When you tell your friends and family you have gotten engaged to a man you have only known for a couple months, the responses are not always what you would hope for. For me, when I said yes, my parents were supportive and my friends were skeptical but supportive as well (except for a few, many of whom I just unfriended on Facebook and that was that).
I knew that first time I saw him waiting for me at the coffee shop. Instantly drawn to him I gave him a hug and almost a kiss upon our first hello. But I denied that it was what it was.
The time together was so full, and ripe with adventure. We ate Jeju black pork, galbi and jiggae. We drank soju, makeolli and cider. We saw live performances, orchestras, stayed at 5-star hotels, and drove around in a BMW. We made out like teenagers up against buildings and vacant trucks. We learned so much about each other, most importantly that we resonated strongly. But it would all be cut short because his tourist visa expired.

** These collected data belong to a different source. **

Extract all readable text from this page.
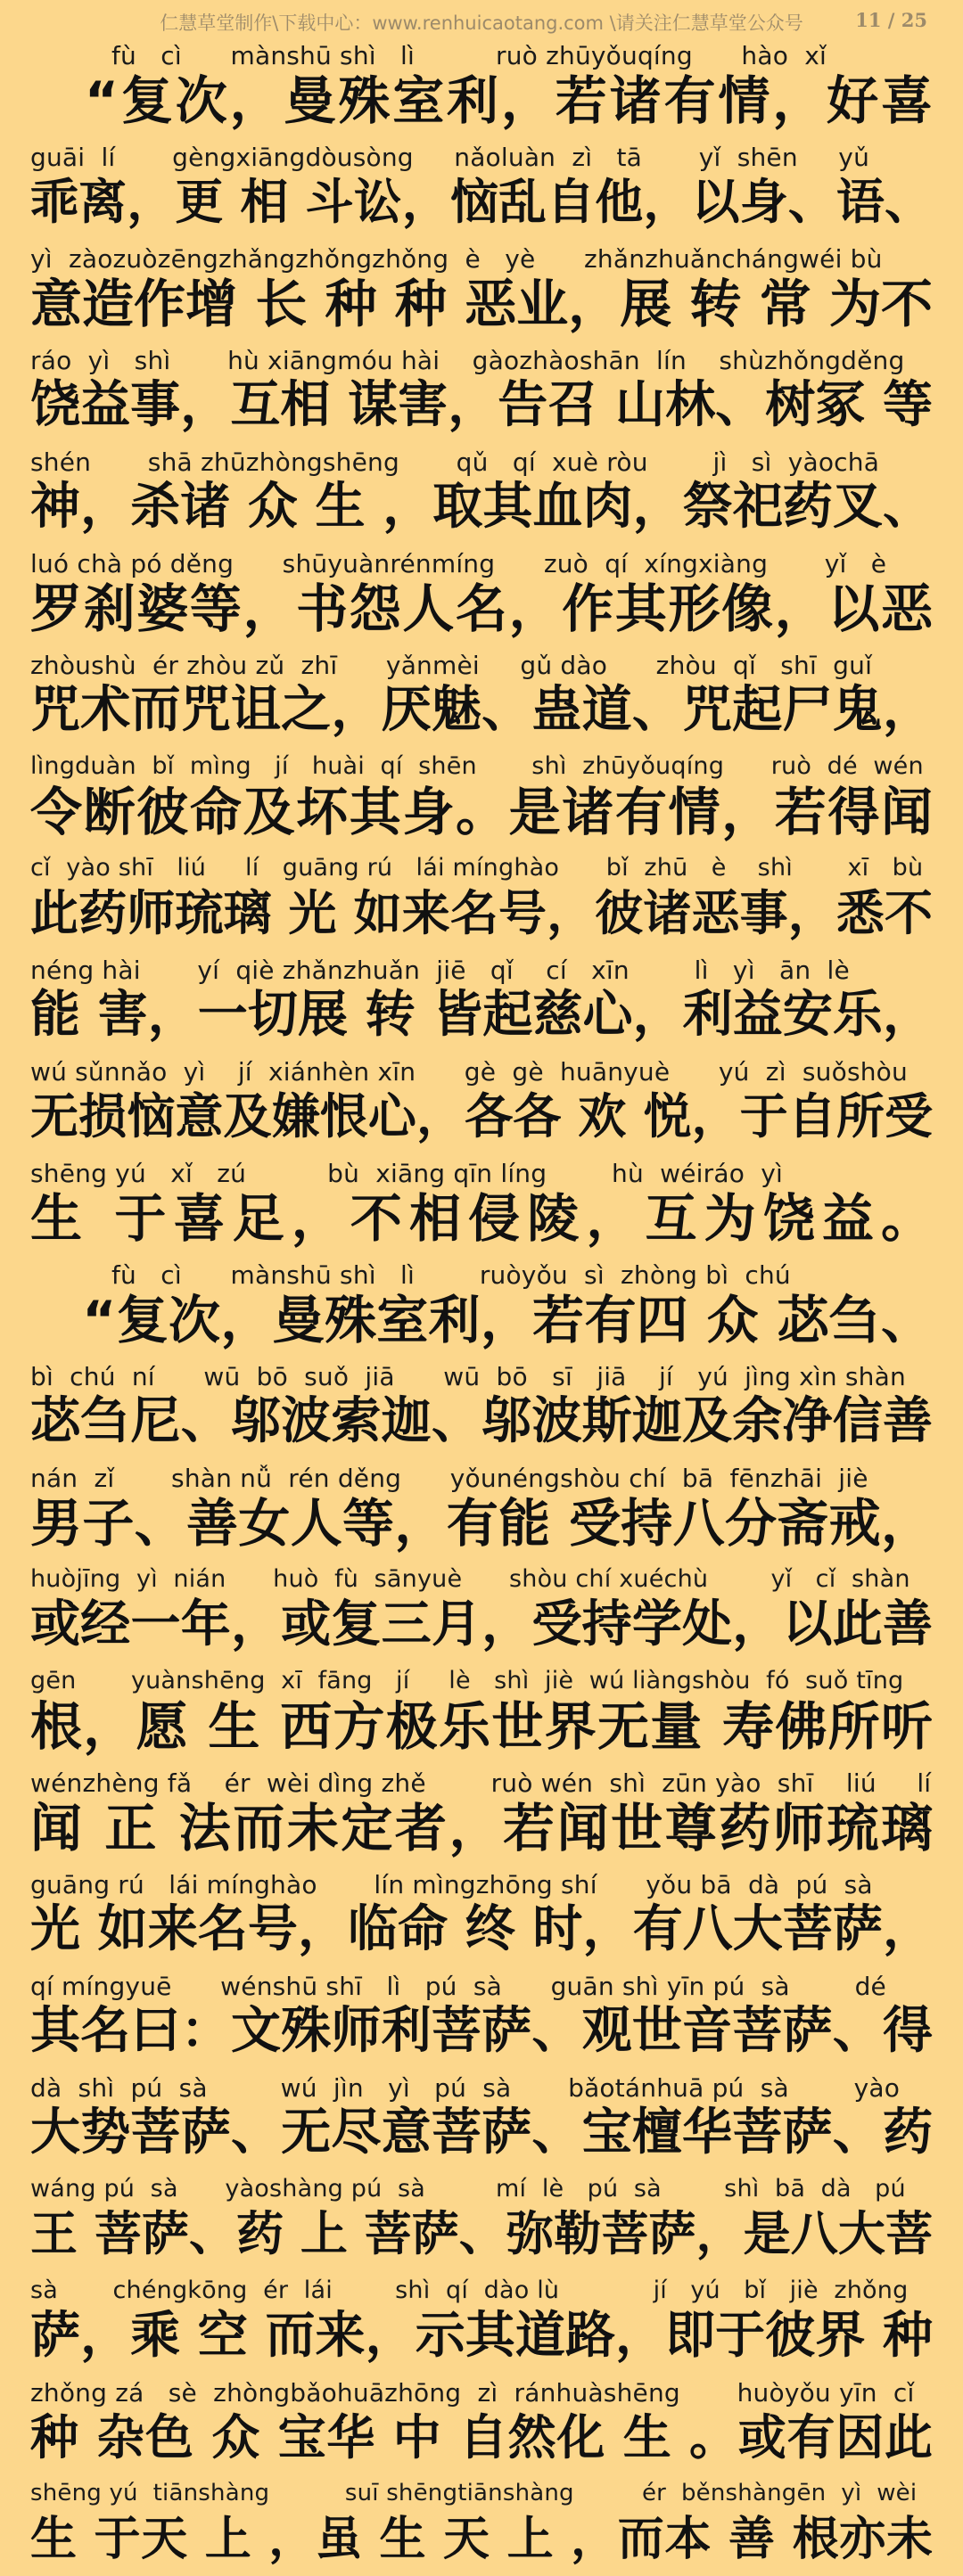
仁慧草堂制作\下载中心：www.renhuicaotang.com \请关注仁慧草堂公众号	11 / 25
fù   cì      mànshū shì   lì          ruò zhūyǒuqíng      hào  xǐ
　“复次，曼殊室利，若诸有情，好喜
guāi  lí       gèngxiāngdòusòng     nǎoluàn  zì   tā       yǐ  shēn     yǔ
乖离，更 相 斗讼，恼乱自他，以身、语、
yì  zàozuòzēngzhǎngzhǒngzhǒng  è   yè      zhǎnzhuǎnchángwéi bù
意造作增 长 种 种 恶业，展 转 常 为不
ráo  yì   shì       hù xiāngmóu hài    gàozhàoshān  lín    shùzhǒngděng
饶益事，互相 谋害，告召 山林、树冢 等
shén       shā zhūzhòngshēng       qǔ   qí  xuè ròu        jì   sì  yàochā
神，杀诸 众 生 ，取其血肉，祭祀药叉、
luó chà pó děng      shūyuànrénmíng      zuò  qí  xíngxiàng       yǐ   è
罗刹婆等，书怨人名，作其形像，以恶
zhòushù  ér zhòu zǔ  zhī      yǎnmèi     gǔ dào      zhòu  qǐ   shī  guǐ
咒术而咒诅之，厌魅、蛊道、咒起尸鬼，
lìngduàn  bǐ  mìng   jí   huài  qí  shēn       shì  zhūyǒuqíng      ruò  dé  wén
令断彼命及坏其身。是诸有情，若得闻
cǐ  yào shī   liú     lí   guāng rú   lái mínghào      bǐ  zhū   è    shì       xī   bù
此药师琉璃 光 如来名号，彼诸恶事，悉不
néng hài       yí  qiè zhǎnzhuǎn  jiē   qǐ    cí   xīn        lì   yì   ān  lè
能 害，一切展 转 皆起慈心，利益安乐，
wú sǔnnǎo  yì    jí  xiánhèn xīn      gè  gè  huānyuè      yú  zì  suǒshòu
无损恼意及嫌恨心，各各 欢 悦，于自所受
shēng yú   xǐ   zú          bù  xiāng qīn líng        hù  wéiráo  yì
生 于喜足，不相侵陵，互为饶益。
fù   cì      mànshū shì   lì        ruòyǒu  sì  zhòng bì  chú
　“复次，曼殊室利，若有四 众 苾刍、
bì  chú  ní      wū  bō  suǒ  jiā      wū  bō   sī   jiā    jí   yú  jìng xìn shàn
苾刍尼、邬波索迦、邬波斯迦及余净信善
nán  zǐ       shàn nǚ  rén děng      yǒunéngshòu chí  bā  fēnzhāi  jiè
男子、善女人等，有能 受持八分斋戒，
huòjīng  yì  nián      huò  fù  sānyuè      shòu chí xuéchù        yǐ   cǐ  shàn
或经一年，或复三月，受持学处，以此善
gēn       yuànshēng  xī  fāng   jí     lè   shì  jiè  wú liàngshòu  fó  suǒ tīng
根，愿 生 西方极乐世界无量 寿佛所听
wénzhèng fǎ    ér  wèi dìng zhě        ruò wén  shì  zūn yào  shī    liú     lí
闻 正 法而未定者，若闻世尊药师琉璃
guāng rú   lái mínghào       lín mìngzhōng shí      yǒu bā  dà  pú  sà
光 如来名号，临命 终 时，有八大菩萨，
qí míngyuē      wénshū shī   lì   pú  sà      guān shì yīn pú  sà        dé
其名曰：文殊师利菩萨、观世音菩萨、得
dà  shì  pú  sà         wú  jìn   yì   pú  sà       bǎotánhuā pú  sà        yào
大势菩萨、无尽意菩萨、宝檀华菩萨、药
wáng pú  sà      yàoshàng pú  sà         mí  lè   pú  sà        shì  bā  dà   pú
王 菩萨、药 上 菩萨、弥勒菩萨，是八大菩
sà       chéngkōng  ér  lái        shì  qí  dào lù            jí   yú   bǐ   jiè  zhǒng
萨，乘 空 而来，示其道路，即于彼界 种
zhǒng zá   sè  zhòngbǎohuāzhōng  zì  ránhuàshēng       huòyǒu yīn  cǐ
种 杂色 众 宝华 中 自然化 生 。或有因此
shēng yú  tiānshàng          suī shēngtiānshàng         ér  běnshàngēn  yì  wèi
生 于天 上 ，虽 生 天 上 ，而本 善 根亦未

Our plan was that we had no plan. We just knew we had fun together. Again, I tried to deny him, tried to tell him that we would have a good time until he left and we couldn’t have a good time together anymore. At first he agreed, but then he got the courage to tell me what I already knew: I love you.
By the time we made it to the end of his time in Korea, it had already been established that he would return. Until then, we would do the long distance thing. We hadn’t realized just how much stronger the time and distance would make us as a couple. It forced us to express ourselves in ways we never dreamed of before. It was during this time we decided we wanted to be together for the rest of our lives, no matter where we were or what we did. That’s when he drove three hours, the length from Sioux Falls, South Dakota to Lakeville, Minnesota to ask my parents’ permission to marry me.
When he returned to Seoul, he could only wait a day to propose. I said yes without hesitation and with much jubilation. We celebrated with friends and family; but we knew this didn’t change the fact that he would have to leave again. This time, I would join him and our time in Seoul was over. So we hired a photographer to capture the places that meant so much to us. We got married here (legally without a ceremony) because it felt right. And then, he left again.
Even though I’ll have to move to Sioux Falls (those who know me, know this is a bit of a leap), I’m happy just to know that we will be together again. I’m happy just to know he exists. I’m happy to know that despite the skeptics there are people who want to know him and invest in us. I also know nothing will be perfect living there. His ex-wife surely could complicate things. He doesn’t have a job. I won’t have a job. So why is all this worthwhile? Because I love him for giving me the love I had been looking for all along without hesitation.